How do I calculate $$ S(n,m) = \sum_{i = 1}^{n} \Bigl \lfloor \frac{n}{i^m} \Bigr \rfloor i^m $$ This can be simplifies to
$$ S(n, m) = \sum_{i = 1}^{\sqrt[m] n} \Bigl \lfloor \frac{n}{i^m} \Bigr \rfloor i^m = \sum_{i = 1}^{\sqrt[m] n} n - \sum_{i = 1}^{\sqrt[m] n}n \bmod i^m$$
Example
$$S(100,2) = \sum_{i=1}^{10} \Bigl \lfloor \frac{n}{i^2} \Bigr \rfloor i^2 = 100 + 100 + 99 + 96 + 100 + 72 + 98 + 64 + 81 + 100 = 910$$
More work.
Let's divide the $\Bigl \lfloor \frac{n}{i^{2}} \Bigr \rfloor $ into intervals of $1, 2, 3, \cdots$ Like this. and calculate the sum.
i.e from interval $\sqrt{\frac{n}{1}} \ge i \gt \sqrt{\frac{n}{2}} \quad $ like this and the summation becoms.
$$S(n,2) = \sum_{1}^{\bigl \lfloor \frac{n}{2} \bigr \rfloor} \Bigl \lfloor \frac{n}{i^2} \Bigr \rfloor i^2 + \sum_{i = \bigl \lfloor \frac{n}{2} \bigr \rfloor}^{\lfloor n \rfloor} 1 . i^2 $$
like so we can divide it even more but nothing converges to a smaller value and the multiplier of $i^2$ keeps on increasing.

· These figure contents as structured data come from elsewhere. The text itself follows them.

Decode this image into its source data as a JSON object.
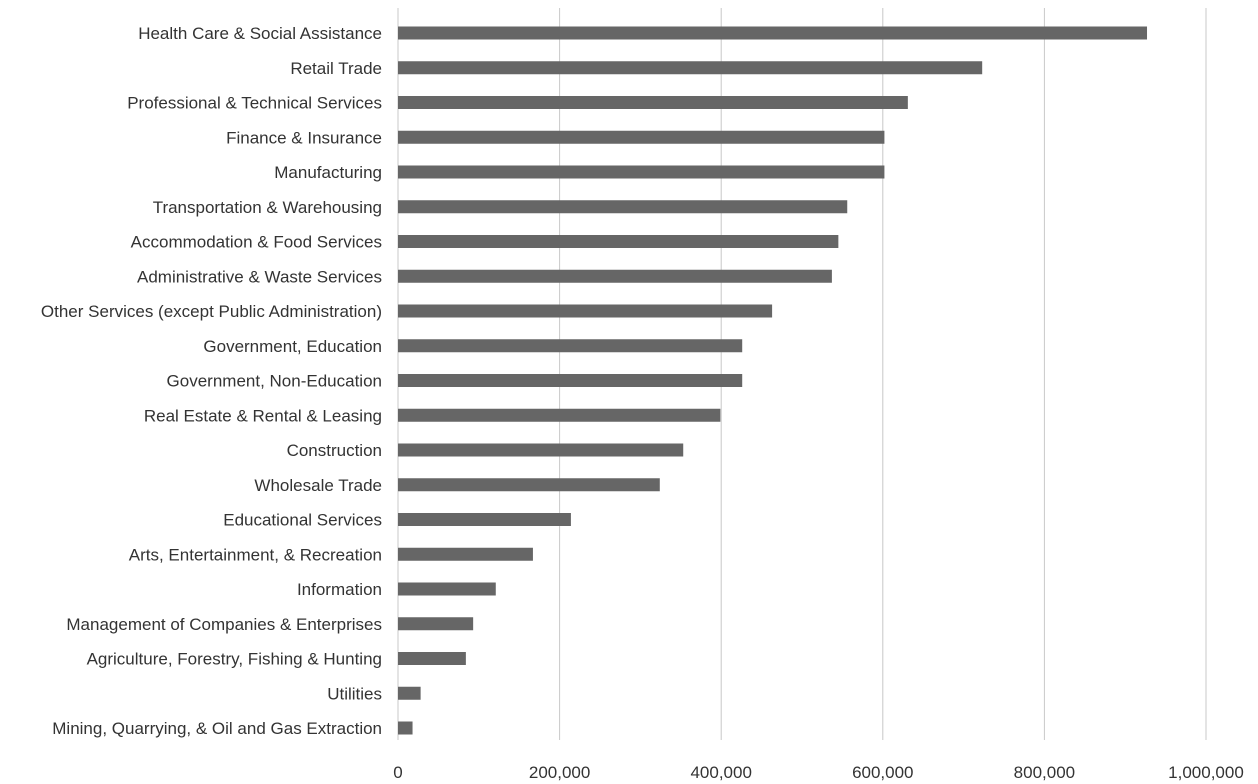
{
  "chart_data": {
    "type": "bar",
    "orientation": "horizontal",
    "title": "",
    "xlabel": "",
    "ylabel": "",
    "xlim": [
      0,
      1000000
    ],
    "x_ticks": [
      0,
      200000,
      400000,
      600000,
      800000,
      1000000
    ],
    "x_tick_labels": [
      "0",
      "200,000",
      "400,000",
      "600,000",
      "800,000",
      "1,000,000"
    ],
    "grid": "vertical",
    "legend": "none",
    "bar_color": "#666666",
    "categories": [
      "Health Care & Social Assistance",
      "Retail Trade",
      "Professional & Technical Services",
      "Finance & Insurance",
      "Manufacturing",
      "Transportation & Warehousing",
      "Accommodation & Food Services",
      "Administrative & Waste Services",
      "Other Services (except Public Administration)",
      "Government, Education",
      "Government, Non-Education",
      "Real Estate & Rental & Leasing",
      "Construction",
      "Wholesale Trade",
      "Educational Services",
      "Arts, Entertainment, & Recreation",
      "Information",
      "Management of Companies & Enterprises",
      "Agriculture, Forestry, Fishing & Hunting",
      "Utilities",
      "Mining, Quarrying, & Oil and Gas Extraction"
    ],
    "values": [
      927000,
      723000,
      631000,
      602000,
      602000,
      556000,
      545000,
      537000,
      463000,
      426000,
      426000,
      399000,
      353000,
      324000,
      214000,
      167000,
      121000,
      93000,
      84000,
      28000,
      18000
    ]
  }
}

$$S(n,2) = \sum_{i = \bigl \lfloor \frac{n}{2} \bigr \rfloor}^{\lfloor n \rfloor} 1 . i^2 + \sum_{i = \bigl \lfloor \frac{n}{3} \bigr \rfloor}^{\bigl \lfloor \frac{n}{2} \bigr \rfloor} 2 . i^2 + \sum_{i = \bigl \lfloor \frac{n}{4} \bigr \rfloor}^{\bigl \lfloor \frac{n}{3} \bigr \rfloor} 3 . i^2 + \cdots$$
Is there a way to generalize this?
Hint
Using the division algorithm, we can write $a=kq+r$, where $0 \leq r < k$. Then, $$\frac{a}{k}=q+\frac{r}{k} \implies q=\lfloor\frac{a}{k}\rfloor.$$ So $$a=k\lfloor\frac{a}{k}\rfloor+r \implies \lfloor\frac{a}{k}\rfloor k=a-r.$$